Converting a device driver for real time kernel
What is the best way of converting an existing device driver to work under a real-time kernel?
A device driver provided for a special serial card (Curtiss Wright SL240 sFDFP card) works under vanilla Linux (SLES SP10 SP2 kernel 184.108.40.206-0.21-smp), but compiling the driver under the real time kernel (220.127.116.11-0.14-rt) the system locks up and crashes. The rt kernel is being used to write large amounts of data from the serial card to disk and testing has found the rt kernel has the best consistent write performance.
I have gone back to the supplier and they are not interested in developing a real time version of the driver. So I am trying to modify the driver myself. The driver code can be provided if anyone wants a look (released under GPLv2).

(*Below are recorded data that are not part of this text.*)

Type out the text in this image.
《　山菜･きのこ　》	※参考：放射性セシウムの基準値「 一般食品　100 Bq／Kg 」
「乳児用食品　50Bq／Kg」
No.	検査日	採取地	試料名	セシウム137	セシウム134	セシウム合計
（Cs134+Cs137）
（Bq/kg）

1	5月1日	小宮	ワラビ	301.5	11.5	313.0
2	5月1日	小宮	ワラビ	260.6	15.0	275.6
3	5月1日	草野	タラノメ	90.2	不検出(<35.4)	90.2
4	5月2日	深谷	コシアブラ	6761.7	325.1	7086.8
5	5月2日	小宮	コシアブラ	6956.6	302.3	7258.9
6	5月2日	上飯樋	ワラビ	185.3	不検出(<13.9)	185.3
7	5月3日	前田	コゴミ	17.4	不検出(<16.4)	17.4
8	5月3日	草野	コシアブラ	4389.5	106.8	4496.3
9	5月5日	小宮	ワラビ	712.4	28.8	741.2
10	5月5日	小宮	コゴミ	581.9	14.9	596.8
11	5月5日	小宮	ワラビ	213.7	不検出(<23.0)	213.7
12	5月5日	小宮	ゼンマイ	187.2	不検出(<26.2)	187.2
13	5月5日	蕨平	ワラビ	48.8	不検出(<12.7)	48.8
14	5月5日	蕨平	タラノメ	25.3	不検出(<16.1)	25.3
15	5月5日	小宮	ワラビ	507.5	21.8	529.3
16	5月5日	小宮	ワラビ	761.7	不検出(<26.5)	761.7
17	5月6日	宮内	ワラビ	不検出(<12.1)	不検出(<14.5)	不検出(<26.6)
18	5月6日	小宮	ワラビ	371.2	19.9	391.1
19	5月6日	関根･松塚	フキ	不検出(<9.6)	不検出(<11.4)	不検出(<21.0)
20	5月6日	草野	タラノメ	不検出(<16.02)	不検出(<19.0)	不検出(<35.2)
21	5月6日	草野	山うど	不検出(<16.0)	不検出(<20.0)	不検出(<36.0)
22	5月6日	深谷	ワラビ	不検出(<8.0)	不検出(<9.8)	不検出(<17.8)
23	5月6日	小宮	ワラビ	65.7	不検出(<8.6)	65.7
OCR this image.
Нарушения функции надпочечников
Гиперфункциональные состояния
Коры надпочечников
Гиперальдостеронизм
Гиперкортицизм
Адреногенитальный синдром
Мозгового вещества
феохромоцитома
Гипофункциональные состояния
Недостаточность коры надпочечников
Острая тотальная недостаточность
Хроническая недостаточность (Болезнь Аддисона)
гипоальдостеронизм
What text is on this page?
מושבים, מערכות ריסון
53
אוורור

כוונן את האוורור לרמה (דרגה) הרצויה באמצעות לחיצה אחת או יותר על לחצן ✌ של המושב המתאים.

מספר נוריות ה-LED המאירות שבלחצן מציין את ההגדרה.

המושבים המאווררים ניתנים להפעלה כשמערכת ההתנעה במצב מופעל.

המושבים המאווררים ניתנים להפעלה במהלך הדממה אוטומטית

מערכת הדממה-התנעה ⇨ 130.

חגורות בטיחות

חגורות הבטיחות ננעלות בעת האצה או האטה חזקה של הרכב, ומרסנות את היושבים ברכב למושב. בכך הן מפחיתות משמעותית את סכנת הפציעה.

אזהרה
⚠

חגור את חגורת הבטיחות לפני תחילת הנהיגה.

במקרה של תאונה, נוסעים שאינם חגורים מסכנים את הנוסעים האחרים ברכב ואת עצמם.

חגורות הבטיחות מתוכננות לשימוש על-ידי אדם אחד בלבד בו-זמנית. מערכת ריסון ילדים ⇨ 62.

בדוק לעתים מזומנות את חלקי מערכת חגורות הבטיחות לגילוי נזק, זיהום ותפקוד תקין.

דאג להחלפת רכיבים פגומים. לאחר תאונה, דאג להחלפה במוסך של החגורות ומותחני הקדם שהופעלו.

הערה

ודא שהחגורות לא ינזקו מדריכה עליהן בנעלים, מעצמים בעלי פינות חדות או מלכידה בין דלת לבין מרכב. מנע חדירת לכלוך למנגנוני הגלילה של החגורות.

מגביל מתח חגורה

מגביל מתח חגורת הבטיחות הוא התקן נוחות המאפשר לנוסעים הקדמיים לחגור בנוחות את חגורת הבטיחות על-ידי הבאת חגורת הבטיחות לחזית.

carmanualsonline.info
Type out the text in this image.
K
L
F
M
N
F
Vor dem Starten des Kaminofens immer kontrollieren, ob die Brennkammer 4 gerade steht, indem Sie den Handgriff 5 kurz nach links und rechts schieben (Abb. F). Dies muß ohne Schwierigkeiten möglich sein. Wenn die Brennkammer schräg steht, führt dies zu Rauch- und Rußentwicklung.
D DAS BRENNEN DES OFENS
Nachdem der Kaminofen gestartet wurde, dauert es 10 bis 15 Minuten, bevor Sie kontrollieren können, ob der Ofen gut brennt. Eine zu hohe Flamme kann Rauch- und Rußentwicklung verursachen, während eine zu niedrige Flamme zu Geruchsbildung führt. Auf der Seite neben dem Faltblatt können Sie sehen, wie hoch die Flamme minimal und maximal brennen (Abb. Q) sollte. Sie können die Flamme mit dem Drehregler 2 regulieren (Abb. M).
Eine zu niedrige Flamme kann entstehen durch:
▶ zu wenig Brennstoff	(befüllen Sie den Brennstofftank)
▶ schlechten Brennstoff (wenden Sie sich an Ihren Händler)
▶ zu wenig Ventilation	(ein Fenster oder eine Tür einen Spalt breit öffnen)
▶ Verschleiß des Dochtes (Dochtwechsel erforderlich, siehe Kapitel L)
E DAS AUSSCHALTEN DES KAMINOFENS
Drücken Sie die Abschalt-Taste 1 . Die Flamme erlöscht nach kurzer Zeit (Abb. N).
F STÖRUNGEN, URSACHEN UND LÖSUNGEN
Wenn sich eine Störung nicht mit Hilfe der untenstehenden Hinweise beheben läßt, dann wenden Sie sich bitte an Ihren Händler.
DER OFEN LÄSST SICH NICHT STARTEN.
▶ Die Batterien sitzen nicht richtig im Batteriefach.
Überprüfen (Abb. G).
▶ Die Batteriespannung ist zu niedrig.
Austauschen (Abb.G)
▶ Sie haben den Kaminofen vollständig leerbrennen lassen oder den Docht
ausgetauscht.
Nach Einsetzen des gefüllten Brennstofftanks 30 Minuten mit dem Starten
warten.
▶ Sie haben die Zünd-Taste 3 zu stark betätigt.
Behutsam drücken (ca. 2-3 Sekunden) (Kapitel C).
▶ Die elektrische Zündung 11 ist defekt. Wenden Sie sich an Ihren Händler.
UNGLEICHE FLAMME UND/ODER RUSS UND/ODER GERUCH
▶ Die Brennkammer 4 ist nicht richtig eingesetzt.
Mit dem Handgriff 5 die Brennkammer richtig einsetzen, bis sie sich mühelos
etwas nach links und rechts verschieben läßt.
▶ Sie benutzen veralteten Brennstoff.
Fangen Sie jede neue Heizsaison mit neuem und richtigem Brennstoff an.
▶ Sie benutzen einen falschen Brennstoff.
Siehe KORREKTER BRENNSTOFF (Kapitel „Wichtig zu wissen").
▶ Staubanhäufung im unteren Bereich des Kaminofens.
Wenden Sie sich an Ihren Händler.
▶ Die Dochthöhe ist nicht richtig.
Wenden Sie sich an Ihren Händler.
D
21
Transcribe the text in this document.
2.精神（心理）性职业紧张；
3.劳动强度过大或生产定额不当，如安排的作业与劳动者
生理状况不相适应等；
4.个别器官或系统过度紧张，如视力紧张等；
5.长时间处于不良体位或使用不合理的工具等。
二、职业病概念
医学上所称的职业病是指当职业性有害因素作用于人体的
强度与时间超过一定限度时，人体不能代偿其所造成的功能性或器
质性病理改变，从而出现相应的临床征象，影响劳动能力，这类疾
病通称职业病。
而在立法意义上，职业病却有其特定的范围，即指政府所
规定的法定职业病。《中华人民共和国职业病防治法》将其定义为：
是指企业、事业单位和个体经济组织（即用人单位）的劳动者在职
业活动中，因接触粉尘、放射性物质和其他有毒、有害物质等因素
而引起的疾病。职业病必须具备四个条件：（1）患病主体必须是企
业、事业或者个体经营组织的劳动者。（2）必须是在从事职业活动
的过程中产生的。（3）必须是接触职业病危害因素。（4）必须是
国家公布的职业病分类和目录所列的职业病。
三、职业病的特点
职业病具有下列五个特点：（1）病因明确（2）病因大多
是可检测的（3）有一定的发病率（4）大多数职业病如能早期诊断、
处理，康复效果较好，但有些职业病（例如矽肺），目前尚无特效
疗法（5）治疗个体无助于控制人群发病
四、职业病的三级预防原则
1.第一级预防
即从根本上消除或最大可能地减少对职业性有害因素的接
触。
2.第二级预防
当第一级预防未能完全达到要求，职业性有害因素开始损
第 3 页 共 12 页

Any assistance would be useful.
when you say Real Time kernel...
The RT patches to the linux kernel add some more API calls so that the various drivers can take advantage of some extra scheduling features, high resolution timers and such but it is not an actual real time kernel. To get true real time you need either the RTAI linux kernel or move to VxWorks (ka-ching$$$$) QNX, OSE etc...
I suspect that you are running into a compatibility issue in general, not with any actual real time issues since your driver was never written to use the RT API calls.
You need to start sending single characters to the I/F and debugging the code using printk() and the mighty panic() if it still dies without a whimper. Welcome to kernel debugging. Good Luck.